Worth a read today is a piece in the WSJ by John McCain and Joe Lieberman who note how the Surge and Awakening have really worked in Iraq. And there is no reason to believe we are all out of success stories as of yet.

2 responses so far

2 Responses to “Applying Some Whoop-A$$ To al-Qaeda”

  1. KauaiBoy says:

    The geographic significance of both Iraq and Afghanistan seems to have missed the war detractors—-not surprising with today’s school systems focus on making kids feel good as opposed to learning. From the beginning it was clear that we picked both places (more so with Iraq) to take the fight back to the jihadis — why wait for them over here to kill civilians, give them a crack at our soldiers in their own backyard where it is more convenient for them to face our side and then die. Much better than sitting on our hands at home, feeling good about ourselves while waiting for the next attack—me, I’ve been sleeping real well night at night thanks to what our troops are doing half a world away.

  2. theglobu says:

    KauaBoy, you seem misinformed. The people carrying out violence in Iraq are, almost exclusively, native Iraqis. They are not part of Bin Laden’s organization, they will not “follow us home,” and in fact Iraq is their country, not ours.
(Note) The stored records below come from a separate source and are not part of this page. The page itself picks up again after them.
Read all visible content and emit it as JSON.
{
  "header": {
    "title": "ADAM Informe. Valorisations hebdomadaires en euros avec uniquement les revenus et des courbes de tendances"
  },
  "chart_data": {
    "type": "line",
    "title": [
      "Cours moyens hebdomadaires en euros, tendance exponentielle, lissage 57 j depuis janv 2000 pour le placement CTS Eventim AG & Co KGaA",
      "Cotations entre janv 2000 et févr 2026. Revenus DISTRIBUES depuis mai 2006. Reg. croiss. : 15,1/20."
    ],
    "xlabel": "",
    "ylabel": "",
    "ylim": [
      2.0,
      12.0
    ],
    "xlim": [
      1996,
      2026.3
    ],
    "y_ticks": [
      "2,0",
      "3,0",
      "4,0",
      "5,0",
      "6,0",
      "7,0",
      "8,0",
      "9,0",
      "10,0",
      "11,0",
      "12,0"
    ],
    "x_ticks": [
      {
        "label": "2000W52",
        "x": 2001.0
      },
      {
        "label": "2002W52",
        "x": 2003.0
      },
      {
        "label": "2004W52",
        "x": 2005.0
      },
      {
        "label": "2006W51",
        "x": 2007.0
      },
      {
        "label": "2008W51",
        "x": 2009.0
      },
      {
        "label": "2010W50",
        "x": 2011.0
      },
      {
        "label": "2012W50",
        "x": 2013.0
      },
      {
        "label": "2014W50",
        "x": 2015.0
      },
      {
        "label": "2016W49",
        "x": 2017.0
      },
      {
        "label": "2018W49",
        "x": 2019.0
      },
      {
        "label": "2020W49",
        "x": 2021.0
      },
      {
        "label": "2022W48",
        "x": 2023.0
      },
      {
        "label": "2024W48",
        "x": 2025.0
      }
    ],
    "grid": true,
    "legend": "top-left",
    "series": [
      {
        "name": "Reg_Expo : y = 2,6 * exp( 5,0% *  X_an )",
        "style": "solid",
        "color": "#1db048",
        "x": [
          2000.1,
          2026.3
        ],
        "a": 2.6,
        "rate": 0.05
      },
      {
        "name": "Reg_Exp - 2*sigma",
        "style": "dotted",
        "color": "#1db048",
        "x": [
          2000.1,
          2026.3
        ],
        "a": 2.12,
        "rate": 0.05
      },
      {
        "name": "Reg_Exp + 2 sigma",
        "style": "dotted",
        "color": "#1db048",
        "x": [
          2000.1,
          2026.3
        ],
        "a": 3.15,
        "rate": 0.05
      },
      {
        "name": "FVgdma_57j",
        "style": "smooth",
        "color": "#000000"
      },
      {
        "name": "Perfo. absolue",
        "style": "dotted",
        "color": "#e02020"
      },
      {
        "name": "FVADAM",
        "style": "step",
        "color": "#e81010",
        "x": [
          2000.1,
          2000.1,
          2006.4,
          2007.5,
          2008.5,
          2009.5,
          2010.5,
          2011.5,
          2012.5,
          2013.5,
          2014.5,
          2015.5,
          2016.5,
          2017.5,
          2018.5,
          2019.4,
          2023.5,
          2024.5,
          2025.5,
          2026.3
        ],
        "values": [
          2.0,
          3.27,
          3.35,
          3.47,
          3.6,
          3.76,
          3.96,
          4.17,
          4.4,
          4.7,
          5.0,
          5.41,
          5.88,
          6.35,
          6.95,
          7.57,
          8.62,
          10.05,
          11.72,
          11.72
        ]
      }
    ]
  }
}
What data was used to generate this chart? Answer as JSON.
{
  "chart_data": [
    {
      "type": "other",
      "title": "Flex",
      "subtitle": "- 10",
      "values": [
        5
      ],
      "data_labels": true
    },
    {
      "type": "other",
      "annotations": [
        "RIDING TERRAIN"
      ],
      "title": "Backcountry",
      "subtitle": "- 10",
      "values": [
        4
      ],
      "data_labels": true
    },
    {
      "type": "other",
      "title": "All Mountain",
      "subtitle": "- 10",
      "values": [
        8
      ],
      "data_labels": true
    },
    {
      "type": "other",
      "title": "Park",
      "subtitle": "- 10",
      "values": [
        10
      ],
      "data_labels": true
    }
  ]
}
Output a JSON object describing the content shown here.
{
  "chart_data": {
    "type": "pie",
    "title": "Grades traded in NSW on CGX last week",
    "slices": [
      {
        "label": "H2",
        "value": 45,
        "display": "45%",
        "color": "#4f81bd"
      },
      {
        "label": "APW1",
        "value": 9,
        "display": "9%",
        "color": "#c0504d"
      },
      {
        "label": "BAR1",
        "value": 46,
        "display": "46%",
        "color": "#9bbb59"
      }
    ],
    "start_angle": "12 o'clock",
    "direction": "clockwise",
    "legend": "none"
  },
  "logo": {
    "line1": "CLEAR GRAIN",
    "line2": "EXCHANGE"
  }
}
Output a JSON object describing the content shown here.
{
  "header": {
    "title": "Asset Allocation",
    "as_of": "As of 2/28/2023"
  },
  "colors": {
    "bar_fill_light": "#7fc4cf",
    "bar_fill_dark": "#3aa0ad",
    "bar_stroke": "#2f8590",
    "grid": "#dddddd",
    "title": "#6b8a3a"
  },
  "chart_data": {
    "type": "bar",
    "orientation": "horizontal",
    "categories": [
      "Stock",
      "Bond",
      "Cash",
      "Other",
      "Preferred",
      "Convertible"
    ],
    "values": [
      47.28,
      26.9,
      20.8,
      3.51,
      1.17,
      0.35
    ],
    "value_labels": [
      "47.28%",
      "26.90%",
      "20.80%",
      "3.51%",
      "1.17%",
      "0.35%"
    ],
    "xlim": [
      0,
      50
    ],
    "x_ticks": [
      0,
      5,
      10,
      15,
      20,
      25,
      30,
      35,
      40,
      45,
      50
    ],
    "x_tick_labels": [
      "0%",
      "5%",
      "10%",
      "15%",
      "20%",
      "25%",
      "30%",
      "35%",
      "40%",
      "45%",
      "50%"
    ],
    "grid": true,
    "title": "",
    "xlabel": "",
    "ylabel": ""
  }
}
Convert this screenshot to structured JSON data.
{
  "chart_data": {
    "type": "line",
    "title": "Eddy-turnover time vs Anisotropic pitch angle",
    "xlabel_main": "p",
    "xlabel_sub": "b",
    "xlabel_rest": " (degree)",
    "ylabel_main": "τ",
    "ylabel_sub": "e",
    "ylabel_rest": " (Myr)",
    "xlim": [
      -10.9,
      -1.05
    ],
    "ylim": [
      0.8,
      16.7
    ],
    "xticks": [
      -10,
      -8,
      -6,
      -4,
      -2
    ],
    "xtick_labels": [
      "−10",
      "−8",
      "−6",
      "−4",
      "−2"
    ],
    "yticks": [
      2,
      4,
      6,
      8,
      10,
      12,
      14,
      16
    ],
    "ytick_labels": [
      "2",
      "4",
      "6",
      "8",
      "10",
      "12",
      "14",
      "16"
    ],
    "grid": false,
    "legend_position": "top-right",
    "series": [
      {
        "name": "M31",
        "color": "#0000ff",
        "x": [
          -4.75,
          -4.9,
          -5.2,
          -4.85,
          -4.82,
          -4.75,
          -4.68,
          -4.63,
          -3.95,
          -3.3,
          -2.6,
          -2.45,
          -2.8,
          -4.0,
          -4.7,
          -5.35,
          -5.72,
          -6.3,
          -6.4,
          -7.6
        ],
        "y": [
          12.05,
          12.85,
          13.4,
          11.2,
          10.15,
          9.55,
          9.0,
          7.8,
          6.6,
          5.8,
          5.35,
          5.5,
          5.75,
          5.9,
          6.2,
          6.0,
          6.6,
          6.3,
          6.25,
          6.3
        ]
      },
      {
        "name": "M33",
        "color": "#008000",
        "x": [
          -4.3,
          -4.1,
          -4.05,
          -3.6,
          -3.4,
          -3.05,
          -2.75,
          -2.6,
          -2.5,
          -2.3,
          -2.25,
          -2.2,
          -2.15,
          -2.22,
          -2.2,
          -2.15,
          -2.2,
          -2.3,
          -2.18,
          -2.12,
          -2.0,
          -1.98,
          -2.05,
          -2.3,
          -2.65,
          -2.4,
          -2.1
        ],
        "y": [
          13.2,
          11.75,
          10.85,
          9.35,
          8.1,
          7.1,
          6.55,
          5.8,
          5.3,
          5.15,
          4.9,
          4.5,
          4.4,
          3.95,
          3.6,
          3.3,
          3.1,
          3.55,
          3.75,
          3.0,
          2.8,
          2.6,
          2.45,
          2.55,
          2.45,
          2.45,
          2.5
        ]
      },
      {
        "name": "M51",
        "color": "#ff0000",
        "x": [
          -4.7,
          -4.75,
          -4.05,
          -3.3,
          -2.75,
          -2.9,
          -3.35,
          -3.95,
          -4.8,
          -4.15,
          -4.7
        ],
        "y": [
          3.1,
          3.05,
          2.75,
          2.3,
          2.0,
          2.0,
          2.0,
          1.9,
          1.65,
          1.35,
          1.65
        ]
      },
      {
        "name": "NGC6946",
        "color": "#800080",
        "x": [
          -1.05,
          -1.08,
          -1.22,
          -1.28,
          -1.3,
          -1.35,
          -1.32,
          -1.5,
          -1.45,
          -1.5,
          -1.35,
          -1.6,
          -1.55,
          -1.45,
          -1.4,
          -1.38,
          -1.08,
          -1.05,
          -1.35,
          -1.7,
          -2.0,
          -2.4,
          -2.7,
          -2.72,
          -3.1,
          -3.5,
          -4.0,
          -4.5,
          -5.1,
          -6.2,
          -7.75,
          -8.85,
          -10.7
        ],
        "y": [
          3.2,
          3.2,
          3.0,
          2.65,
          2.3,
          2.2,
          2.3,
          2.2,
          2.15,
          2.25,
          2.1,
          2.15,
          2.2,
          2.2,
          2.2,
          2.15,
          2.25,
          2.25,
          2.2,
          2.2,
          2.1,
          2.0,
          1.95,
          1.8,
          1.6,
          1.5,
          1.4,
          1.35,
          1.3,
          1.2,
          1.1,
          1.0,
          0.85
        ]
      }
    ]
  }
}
    I know why Mr. Strata celebrates the airstrike, since pretending that everyone we kill in Iraq is “Al-Qaeda” is a small price to pay for the real joy of being in Iraq: massive bombing and killing of Iraqis. That’s the point. Still, let’s get it straight about who we’re fighting: we are fighting Iraqis, walling them off from other Iraqis, and Strata is glad because we just killed a bunch of Iraqis. And all this means, of course, that there’s “good news” from Iraq.

    As for the McCain-Lieberman op-ed, apart from their ignorance of what the stated goals of the surge were (all of which have failed except reduction of violence to horrific 2005 civil war levels) and their ignorance of who runs war policy (it ain’t General Petraeus, and if he wants to continue the war, tough luck – he works for America, not America for him), they basically advocate that Americans kill and be killed in Iraq for no reason than to help McCain’s campaign. McCain knows it’s in America’s interest to leave Iraq, but he’d rather see hundreds more Americans die than lose an election. As Spencer Ackerman says, McCain knows that the surge has made “victory” no more likely, but he wants people to die “for a debater’s point.”